Em cargos de liderança, as mulheres tendem a ser mais amáveis, compassivas e benevolentes, enquanto os homens costumam ser mais enérgicos, autênticos e assertivos. Certo? Não é bem assim. Pelo menos de acordo com a percepção dos liderados, não há diferenças significativas entre mulheres e homens líderes em termos de atributos considerados importantes para ocupar posições mais altas na hierarquia das organizações, como competência, autenticidade, benevolência, humildade e integridade.

É o que revela o estudo “Quebrando mitos sobre liderança e gênero”, conduzido pelos professores Tatiana Iwai e Gustavo M. Tavares, do Núcleo de Estudos de Comportamento Organizacional e Gestão do Insper. O levantamento, realizado em duas etapas com uma amostra total de 1.464 profissionais de diferentes setores e níveis hierárquicos, buscou traçar as diferenças e similaridades entre líderes mulheres e homens. A pesquisa foi realizada em parceria com a empresa de consultoria em recursos humanos Robert Half.

“A motivação do estudo foi lançar luz na discussão sobre até que ponto homens e mulheres teriam estilos diferentes de liderar”, diz Tatiana Iwai. “E o que verificamos é que, de fato, existem mais similaridades do que as pessoas imaginam, mas há também diferenças importantes, que procuramos pontuar no estudo.”

No fundo, o estudo examina os estereótipos de gênero que estão disseminados no mundo corporativo e na sociedade. “Devido aos estereótipos e papéis de gênero historicamente construídos, muitas pessoas esperam que as mulheres sejam mais gentis, compassivas e benevolentes do que os homens, e tal expectativa poderia ser transferida para o contexto da liderança”, observa Gustavo M. Tavares. “Portanto, um dos objetivos do estudo foi analisar até que ponto as mulheres seriam penalizadas na carreira quando se comportam de uma forma incongruente com as expectativas que a sociedade criou sobre o papel de cada gênero.”

O estudo dos professores ajuda a quebrar dois mitos. O primeiro diz respeito justamente aos estereótipos de gênero — os resultados da pesquisa mostram que, na percepção dos liderados, tanto líderes mulheres quanto homens são vistos igualmente como competentes, autênticos, benevolentes, humildes e éticos.

O segundo mito é o que associa a liderança efetiva ao gênero masculino, ou seja, a crença de que os homens são mais talhados para ocupar cargos de liderança. Os resultados do estudo, no entanto, questionam esse mito ao apontar que, do ponto de vista dos liderados, homens e mulheres não apresentam diferenças em termos de legitimidade ou apoio para ocupar cargos de chefia.
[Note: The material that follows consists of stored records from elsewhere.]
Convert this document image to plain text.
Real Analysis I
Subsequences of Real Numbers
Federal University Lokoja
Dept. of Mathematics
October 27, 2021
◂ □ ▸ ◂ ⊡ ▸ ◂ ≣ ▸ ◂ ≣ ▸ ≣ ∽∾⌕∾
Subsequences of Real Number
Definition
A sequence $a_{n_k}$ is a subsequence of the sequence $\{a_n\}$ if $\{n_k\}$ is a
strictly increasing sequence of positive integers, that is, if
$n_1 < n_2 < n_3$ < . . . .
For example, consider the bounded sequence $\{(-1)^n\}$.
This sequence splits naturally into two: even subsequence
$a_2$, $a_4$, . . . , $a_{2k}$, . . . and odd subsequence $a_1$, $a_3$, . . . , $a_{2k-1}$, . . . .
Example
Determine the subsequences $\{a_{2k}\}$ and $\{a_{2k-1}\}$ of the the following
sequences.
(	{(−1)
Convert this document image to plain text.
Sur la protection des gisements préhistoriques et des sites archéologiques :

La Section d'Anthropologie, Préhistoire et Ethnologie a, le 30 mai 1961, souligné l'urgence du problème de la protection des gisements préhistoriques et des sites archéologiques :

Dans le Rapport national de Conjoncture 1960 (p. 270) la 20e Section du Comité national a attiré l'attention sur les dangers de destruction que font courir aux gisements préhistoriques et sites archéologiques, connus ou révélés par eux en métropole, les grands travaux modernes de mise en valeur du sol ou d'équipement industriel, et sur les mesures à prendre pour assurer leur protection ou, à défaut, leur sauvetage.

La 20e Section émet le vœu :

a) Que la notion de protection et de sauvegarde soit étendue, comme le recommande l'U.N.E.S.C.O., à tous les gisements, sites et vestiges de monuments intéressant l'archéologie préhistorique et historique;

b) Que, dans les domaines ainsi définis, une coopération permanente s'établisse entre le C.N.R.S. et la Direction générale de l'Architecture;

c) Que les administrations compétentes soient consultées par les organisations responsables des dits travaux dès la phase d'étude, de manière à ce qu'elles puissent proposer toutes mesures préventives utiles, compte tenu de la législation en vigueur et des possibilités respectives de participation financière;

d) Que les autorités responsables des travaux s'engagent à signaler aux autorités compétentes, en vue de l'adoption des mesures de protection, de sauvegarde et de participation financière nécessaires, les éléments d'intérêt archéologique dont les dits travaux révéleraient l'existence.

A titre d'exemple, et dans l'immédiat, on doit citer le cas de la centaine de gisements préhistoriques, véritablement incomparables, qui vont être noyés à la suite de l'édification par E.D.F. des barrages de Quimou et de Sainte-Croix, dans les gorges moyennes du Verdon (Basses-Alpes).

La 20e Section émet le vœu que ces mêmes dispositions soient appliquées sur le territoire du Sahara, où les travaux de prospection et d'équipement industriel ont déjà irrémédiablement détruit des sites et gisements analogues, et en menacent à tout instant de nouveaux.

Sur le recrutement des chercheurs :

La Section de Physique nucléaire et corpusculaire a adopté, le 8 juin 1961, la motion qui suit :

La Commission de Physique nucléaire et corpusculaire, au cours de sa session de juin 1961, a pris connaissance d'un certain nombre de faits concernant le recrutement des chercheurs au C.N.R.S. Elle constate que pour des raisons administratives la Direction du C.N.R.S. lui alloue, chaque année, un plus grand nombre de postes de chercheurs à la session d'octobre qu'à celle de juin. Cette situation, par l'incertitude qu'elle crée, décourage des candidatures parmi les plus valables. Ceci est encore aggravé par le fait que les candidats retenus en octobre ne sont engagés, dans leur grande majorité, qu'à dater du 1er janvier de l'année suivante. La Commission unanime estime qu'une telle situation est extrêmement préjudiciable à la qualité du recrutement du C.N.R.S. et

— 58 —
Os autores do estudo ressaltam que esses mitos podem se tornar obstáculos para a ascensão das mulheres nas empresas. Ainda que associar comportamentos comunais à liderança feminina possa, à primeira vista, soar como positivo, essa associação pode trazer consequências adversas para mulheres.

“A expectativa de que mulheres sejam mais benevolentes e compassivas pode levar a julgamentos equivocados sobre quais projetos e tarefas elas estariam mais aptas a liderar. Em situações de trabalho mais conflituosas, com forte pressão de resultados e alta competição, por exemplo, mulheres podem ser vistas como ‘boazinhas demais’ para liderar. O resultado é que elas podem ser preteridas nestas alocações, limitando as experiências de liderança que elas precisam vivenciar e que serão fundamentais para seu desenvolvimento e ascensão”, diz Tatiana.

Diferenças de gênero

O estudo procurou avaliar também como homens e mulheres enxergam suas próprias competências e motivações para liderar. Os resultados indicam que ambos os gêneros são igualmente motivados a liderar, bem como percebem de forma similar ter as competências necessárias para o exercício da liderança.

No entanto, algumas diferenças entre gêneros emergiram nessa parte da pesquisa. Ainda que ambos os gêneros se vejam similarmente preparados para liderar, as mulheres demonstram ter maior preocupação em falhar do que homens quando percebem que não têm todas as competências necessárias para liderar. Essa diferença pode ser observada no mundo real.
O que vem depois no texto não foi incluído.